We support developing enterprises through market analysis, creating plans for technical assistance and forming business plans. This process helps prepare enterprises for accessing and managing loan finance and technical assistance – through ITL’s Incubator Fund, investment through our impact investment platform Access to Capital for Rural Enterprises (ACRE), or outside financing.
ITL has enabled us to explore and develop responses to climate change, so that smallholders are better positioned to face change. In Nicaragua, for example, ITL has funded a climate-resilient supply chain programme. Farmers have been helped to diversity their crops and to shift to more resilient crops in response to the hotter climates.
We use power analysis to understand and identify the opportunities for changing power dynamics in favour of poor and marginalised women and men and to identify where and how exclusion and inequality have developed based on gender.
A viable Hibiscus market in Nicaragua
The Hibiscus Cooperative is now receiving pre-investment technical support through the ACRE programme, including branding support, so that it can present its business plan to external investors and secure finance for its next stage of growth.
Currently the co-operative sells dried petals, juice and wine to 32 Walmart supermarkets in Nicaragua, and supplies hibiscus to a local supermarket chain with approximately 50 stores and to another mini-mart chain that has 12% of the market share. The co-op is also producing hibiscus oil to supply the French cosmetics industry. Oil raises $17 per kilo compared to $4.4 per kilo for dried hibiscus.
Developing the speciality coffee market in Burundi
Coffee exports accounted for around 75% of Burundi’s total income between 1996 and 2000. ITL is supporting improved quality and yields, making cooperatives viable businesses and opening up lucrative internal and external markets. Three international coffee contracts were signed during the year – with Zensho, Green Mountain and Royal.
In this first year of the ITL coffee project, 9,292 women and men smallholder coffee farmers saw a combined increase in production of more than 225%.
In 2015, a women’s coffee brand named ‘Horamama’ was launched. The first container-load was sold in Japan in December 2014. Women now participate in the whole value chain – producing, processing and accessing markets without any middlemen.
ITL seed funding has enabled Christian Aid to pilot cookstoves projects in Ethiopia, Mali, Malawi and Nigeria. The project works with local manufacturers of improved cook stoves (ICS) to expand and improve the production and marketing of stoves and make them more efficient.
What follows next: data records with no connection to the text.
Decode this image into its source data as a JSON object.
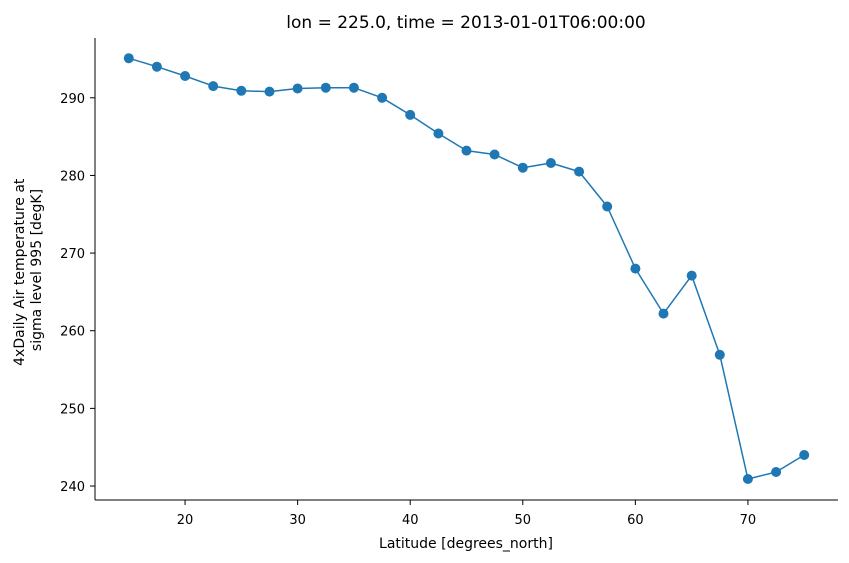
{
  "chart_data": {
    "type": "line",
    "title": "lon = 225.0, time = 2013-01-01T06:00:00",
    "xlabel": "Latitude [degrees_north]",
    "ylabel_lines": [
      "4xDaily Air temperature at",
      "sigma level 995 [degK]"
    ],
    "xlim": [
      12.0,
      78.0
    ],
    "ylim": [
      238.2,
      297.7
    ],
    "xticks": [
      20,
      30,
      40,
      50,
      60,
      70
    ],
    "yticks": [
      240,
      250,
      260,
      270,
      280,
      290
    ],
    "grid": false,
    "line_color": "#1f77b4",
    "marker": "circle",
    "series": [
      {
        "x": [
          15,
          17.5,
          20,
          22.5,
          25,
          27.5,
          30,
          32.5,
          35,
          37.5,
          40,
          42.5,
          45,
          47.5,
          50,
          52.5,
          55,
          57.5,
          60,
          62.5,
          65,
          67.5,
          70,
          72.5,
          75
        ],
        "y": [
          295.1,
          294.0,
          292.8,
          291.5,
          290.9,
          290.8,
          291.2,
          291.3,
          291.3,
          290.0,
          287.8,
          285.4,
          283.2,
          282.7,
          281.0,
          281.6,
          280.5,
          276.0,
          268.0,
          262.2,
          267.1,
          256.9,
          240.9,
          241.8,
          244.0
        ]
      }
    ]
  }
}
ICS use 50% less fuel and emit less smoke benefiting communities hugely.
Our climate mapping and future-scenario planning in response to climate change in Central America has helped us to secure additional donor funding worth $2.3 million from the Inter-American Development Bank.
Similarly,the success of ITL’s project in the Middle East, to break down barriers to employment for Palestinian refugee women in Lebanon and the occupied Palestinian territory led to a €1.5m grant from the EU to continue the work.
The project has allowed 2,907 women to receive training and enter professions that included accounting, marketing and hairdressing.